Jean Prouvé at the Design Museum in London
The Jean Prouvé exhibition ends on April 13. There’s just one week left to go and see this excellent collection of the French designer and manufacturer’s work at the Design Museum, by Tower Bridge in London. The Brit Insurance Designs of the Year exhibition is also running, upstairs, and you can catch it until 27 April.
The Prouvé exhibition is laid out as a sequence of explorations into different aspects of his work. From the first exhibit, Prouvé is depicted here as a mature designer with a ready-established aesthetic and expertise.

Prouvé’s work is significant for succeeding generations of furniture designers and architects. Like Alvar Aalto (well presented by Shigeru Ban in last year’s Barbican exhibition) he offered his clients a combination of true craftsmanship, innovation and a vision that went beyond the bounds of the briefs he was set.

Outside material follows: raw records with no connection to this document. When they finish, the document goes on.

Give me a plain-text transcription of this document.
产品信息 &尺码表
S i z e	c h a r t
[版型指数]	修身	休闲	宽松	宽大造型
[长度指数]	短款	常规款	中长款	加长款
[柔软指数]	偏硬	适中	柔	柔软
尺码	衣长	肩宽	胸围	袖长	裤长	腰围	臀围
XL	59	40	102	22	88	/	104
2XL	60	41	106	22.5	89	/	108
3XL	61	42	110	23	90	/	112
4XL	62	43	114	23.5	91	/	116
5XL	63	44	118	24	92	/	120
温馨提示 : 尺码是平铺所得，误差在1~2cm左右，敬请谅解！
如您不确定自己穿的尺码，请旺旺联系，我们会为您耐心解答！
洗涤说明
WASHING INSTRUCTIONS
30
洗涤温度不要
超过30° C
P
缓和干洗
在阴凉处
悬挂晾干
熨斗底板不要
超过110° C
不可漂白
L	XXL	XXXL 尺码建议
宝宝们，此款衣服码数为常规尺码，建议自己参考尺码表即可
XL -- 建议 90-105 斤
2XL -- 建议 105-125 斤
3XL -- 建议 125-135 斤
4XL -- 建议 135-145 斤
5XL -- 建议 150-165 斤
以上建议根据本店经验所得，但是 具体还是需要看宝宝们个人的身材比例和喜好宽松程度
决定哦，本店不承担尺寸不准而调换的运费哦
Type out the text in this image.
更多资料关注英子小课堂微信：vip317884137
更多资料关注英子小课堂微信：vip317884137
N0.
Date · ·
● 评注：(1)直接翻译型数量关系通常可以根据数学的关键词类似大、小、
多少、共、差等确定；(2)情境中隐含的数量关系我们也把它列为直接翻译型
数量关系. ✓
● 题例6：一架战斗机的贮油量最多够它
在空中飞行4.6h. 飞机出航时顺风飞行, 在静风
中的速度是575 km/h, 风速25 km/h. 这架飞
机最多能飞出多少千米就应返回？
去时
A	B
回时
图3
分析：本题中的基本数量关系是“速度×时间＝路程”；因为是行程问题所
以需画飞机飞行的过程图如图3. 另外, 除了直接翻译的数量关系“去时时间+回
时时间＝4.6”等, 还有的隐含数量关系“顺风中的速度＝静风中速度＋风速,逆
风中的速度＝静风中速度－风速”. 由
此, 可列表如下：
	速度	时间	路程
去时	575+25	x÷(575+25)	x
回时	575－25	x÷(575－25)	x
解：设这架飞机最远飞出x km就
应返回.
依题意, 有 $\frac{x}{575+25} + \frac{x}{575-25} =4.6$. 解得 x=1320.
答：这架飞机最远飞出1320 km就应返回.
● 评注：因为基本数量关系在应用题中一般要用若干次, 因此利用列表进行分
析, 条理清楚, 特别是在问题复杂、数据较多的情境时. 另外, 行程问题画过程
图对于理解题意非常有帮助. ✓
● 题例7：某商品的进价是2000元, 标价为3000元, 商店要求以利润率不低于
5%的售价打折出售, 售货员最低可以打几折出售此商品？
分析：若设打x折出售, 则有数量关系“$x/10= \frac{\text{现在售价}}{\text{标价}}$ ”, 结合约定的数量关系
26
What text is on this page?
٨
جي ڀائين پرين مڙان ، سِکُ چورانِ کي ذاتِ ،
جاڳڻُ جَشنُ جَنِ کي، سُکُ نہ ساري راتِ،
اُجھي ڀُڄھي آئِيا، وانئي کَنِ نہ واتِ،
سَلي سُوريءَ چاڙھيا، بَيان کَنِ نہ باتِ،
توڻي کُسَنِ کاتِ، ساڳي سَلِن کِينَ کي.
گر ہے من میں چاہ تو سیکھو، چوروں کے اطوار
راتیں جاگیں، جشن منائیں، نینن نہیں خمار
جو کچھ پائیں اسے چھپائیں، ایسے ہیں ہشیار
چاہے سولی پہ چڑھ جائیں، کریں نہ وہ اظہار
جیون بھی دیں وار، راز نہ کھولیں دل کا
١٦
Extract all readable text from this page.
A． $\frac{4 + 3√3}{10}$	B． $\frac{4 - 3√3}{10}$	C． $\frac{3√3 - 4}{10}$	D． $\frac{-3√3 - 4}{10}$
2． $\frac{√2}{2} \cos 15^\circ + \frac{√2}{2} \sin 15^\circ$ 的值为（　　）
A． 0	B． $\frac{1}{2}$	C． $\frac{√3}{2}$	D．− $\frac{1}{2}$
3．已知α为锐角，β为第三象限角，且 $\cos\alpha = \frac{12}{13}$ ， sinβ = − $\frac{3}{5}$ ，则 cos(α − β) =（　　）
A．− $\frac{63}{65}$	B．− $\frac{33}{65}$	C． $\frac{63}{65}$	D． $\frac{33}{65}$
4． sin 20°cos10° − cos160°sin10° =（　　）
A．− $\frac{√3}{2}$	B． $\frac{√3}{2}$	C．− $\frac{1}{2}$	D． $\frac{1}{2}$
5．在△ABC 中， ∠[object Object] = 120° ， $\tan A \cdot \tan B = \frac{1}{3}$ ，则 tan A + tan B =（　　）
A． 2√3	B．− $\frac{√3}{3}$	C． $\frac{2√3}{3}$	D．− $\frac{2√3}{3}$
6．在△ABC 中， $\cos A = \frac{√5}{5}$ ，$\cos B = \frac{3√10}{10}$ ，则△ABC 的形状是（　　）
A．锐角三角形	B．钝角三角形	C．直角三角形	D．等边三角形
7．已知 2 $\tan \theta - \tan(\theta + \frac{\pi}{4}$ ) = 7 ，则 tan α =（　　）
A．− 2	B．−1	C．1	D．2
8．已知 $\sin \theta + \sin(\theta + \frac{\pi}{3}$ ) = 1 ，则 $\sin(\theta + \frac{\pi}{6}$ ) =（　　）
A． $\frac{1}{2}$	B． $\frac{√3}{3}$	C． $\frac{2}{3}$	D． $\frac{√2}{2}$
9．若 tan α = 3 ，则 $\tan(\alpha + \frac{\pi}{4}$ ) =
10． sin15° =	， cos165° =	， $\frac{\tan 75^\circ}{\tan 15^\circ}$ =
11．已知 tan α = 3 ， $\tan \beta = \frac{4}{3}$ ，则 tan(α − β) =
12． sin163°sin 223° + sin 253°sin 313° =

His output (roughly from 1923 to 1952) peaked at a happy moment for a designer. The arrival of new materials in the thirties and forties created the opportunity to develop new manufacturing techniques. This coincided with a genuine public interest and industrial investment in the potential of new objects to build a new world. There are echoes of those times in our own.
Prouvé’s approach was serious and methodical yet the products most commonly associated with his work have a lightness and jocular poise, to my eyes, which compliment his commitment to collaborating with artists and developing a distinctive design philosophy. But if you don’t like sheet metal, you won’t have much fun here.
The Guardian newspaper has reviewed the exhibition. Stephen Bayley draws a contrast between Prouvé’s authentic design credentials and what he thinks, without naming names, is ‘that conga-line of annoying look-at-me artistes that comprises the bulk of today’s design profession.’ Ouch.